Lawyers have called for early provision of legal advice and warned of increasing cases of homelessness as the pandemic stay on evictions is lifted.
The Ministry of Justice (MoJ) ended its ban on evictions on 31 May, and will ease emergency measures this month. On 1 June, notice periods reduced from six to four months for most tenants. On 1 August, notice periods for cases where there is four or more months of unpaid rent will reduce to two months. Landlords are required to give 14 days’ notice before an eviction can take place.
However, research suggests at least 350,000 households who rent privately may find themselves in trouble. A November 2020 Citizens Advice survey, ‘Citizens Advice coronavirus data report’ (bit.ly/3fIHOsR) of 6,000 adults in the UK, including 1,300 who rented in the private sector, found nine per cent of those renting privately were currently in arrears (compared to three per cent in the year 2019-2020, in a government survey).

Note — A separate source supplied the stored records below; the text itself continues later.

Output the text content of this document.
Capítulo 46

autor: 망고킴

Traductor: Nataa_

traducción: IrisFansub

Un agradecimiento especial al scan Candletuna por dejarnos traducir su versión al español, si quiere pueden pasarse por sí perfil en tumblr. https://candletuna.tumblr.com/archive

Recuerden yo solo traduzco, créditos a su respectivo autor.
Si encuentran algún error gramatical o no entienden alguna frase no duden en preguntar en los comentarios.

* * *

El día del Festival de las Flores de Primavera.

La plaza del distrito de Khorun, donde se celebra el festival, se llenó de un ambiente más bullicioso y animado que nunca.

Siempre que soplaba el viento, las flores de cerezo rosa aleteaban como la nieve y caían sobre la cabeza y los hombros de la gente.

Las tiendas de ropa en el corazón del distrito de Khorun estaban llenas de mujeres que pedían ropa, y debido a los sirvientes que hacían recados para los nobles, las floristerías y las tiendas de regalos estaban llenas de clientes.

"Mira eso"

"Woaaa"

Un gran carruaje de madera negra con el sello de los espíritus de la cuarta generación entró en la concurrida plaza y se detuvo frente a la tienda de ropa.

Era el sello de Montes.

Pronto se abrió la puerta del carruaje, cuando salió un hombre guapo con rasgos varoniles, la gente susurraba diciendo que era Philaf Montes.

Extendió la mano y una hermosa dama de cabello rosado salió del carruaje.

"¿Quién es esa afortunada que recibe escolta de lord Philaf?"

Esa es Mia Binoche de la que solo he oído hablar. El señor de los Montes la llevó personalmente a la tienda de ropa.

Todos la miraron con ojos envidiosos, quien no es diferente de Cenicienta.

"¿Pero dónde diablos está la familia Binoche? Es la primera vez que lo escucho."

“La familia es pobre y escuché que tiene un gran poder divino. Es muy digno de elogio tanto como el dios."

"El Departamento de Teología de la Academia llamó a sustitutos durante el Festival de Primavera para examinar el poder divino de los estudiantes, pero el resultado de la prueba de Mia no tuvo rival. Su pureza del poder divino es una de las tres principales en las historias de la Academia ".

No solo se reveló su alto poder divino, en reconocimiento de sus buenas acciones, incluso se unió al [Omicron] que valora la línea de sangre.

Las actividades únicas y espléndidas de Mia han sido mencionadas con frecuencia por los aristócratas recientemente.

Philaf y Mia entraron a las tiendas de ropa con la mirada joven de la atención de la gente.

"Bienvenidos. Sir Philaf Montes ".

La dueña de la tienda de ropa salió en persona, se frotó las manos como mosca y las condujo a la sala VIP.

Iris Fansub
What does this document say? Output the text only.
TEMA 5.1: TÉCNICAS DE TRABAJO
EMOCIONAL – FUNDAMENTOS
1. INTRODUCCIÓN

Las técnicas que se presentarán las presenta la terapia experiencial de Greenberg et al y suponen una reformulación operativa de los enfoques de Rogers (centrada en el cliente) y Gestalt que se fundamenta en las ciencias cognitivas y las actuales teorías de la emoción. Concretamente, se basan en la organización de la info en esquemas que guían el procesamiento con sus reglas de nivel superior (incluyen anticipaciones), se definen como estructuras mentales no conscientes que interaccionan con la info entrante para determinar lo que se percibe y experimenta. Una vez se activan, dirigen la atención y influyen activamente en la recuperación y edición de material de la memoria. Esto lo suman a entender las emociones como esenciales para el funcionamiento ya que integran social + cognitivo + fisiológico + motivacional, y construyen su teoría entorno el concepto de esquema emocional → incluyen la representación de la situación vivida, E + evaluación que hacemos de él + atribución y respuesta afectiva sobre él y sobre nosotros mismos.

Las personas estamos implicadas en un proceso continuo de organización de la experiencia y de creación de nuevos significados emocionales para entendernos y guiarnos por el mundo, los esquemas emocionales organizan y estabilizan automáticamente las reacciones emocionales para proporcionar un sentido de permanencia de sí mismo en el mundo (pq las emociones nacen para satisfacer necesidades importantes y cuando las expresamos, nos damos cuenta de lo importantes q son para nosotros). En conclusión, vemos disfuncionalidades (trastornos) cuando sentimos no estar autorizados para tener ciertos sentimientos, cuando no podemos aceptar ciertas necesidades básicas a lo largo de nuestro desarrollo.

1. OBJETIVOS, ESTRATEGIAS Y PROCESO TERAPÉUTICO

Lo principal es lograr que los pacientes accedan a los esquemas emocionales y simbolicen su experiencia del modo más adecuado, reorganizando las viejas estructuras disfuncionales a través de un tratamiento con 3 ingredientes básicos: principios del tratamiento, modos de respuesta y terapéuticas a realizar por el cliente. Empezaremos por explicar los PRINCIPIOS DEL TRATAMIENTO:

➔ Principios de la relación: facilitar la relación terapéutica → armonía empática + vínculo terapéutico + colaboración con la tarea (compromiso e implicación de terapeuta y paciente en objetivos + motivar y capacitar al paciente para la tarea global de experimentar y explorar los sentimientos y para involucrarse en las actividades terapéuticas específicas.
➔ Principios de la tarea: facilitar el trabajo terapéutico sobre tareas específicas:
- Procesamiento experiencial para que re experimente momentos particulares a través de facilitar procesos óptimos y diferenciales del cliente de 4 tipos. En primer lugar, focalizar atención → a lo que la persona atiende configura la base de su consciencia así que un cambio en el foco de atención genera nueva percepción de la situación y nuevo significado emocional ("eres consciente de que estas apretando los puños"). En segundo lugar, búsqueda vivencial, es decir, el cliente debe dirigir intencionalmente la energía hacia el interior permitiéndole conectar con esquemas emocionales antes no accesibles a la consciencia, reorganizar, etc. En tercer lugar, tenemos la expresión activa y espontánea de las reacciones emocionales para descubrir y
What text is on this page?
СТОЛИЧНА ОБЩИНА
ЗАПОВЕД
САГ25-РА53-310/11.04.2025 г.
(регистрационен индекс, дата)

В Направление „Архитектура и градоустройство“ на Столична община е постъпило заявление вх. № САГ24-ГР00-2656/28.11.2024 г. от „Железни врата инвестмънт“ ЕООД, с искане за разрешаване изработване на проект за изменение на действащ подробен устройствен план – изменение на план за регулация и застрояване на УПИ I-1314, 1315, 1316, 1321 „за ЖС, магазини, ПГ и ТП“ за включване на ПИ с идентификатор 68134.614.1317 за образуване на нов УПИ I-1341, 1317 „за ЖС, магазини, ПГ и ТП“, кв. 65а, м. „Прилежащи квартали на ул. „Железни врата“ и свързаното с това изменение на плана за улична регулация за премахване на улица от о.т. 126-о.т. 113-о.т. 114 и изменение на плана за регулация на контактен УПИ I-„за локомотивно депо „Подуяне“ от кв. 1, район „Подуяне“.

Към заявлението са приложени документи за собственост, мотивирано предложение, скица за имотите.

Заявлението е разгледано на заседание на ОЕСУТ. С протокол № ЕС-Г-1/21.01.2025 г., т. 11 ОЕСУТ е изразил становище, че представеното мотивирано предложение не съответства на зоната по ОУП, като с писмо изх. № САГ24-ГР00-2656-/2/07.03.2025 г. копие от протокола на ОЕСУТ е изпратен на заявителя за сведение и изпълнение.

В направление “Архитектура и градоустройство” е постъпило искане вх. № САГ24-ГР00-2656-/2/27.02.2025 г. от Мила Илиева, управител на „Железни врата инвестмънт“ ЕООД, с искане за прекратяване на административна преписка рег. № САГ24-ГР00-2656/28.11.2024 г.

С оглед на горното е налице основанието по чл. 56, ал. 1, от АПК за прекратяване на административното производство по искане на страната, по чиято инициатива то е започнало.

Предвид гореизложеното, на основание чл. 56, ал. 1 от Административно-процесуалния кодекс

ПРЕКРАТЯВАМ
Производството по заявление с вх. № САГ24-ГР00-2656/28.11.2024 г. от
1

Law Society president I Stephanie Boyce said: ‘Legal advice must be available to all tenants facing eviction from their homes, no matter the circumstances surrounding the eviction, particularly when homelessness is a likely outcome.’
As part of its response to COVID-19, the government introduced a housing possession mediation pilot scheme on 1 February 2021, providing free, independent mediation between landlords and tenants.
Boyce said: ‘The earlier the advice can be received the better.
‘While all efforts should be made to keep tenants and landlords talking and to ensure court litigation is undertaken as a last resort, caution should continue to be exercised around replacing legal advice with mediation. While the cases of COVID-19 have significantly reduced, the economic impacts of the pandemic continue.
‘A balancing of tenant and landlord rights, therefore, needs to continue to be undertaken.’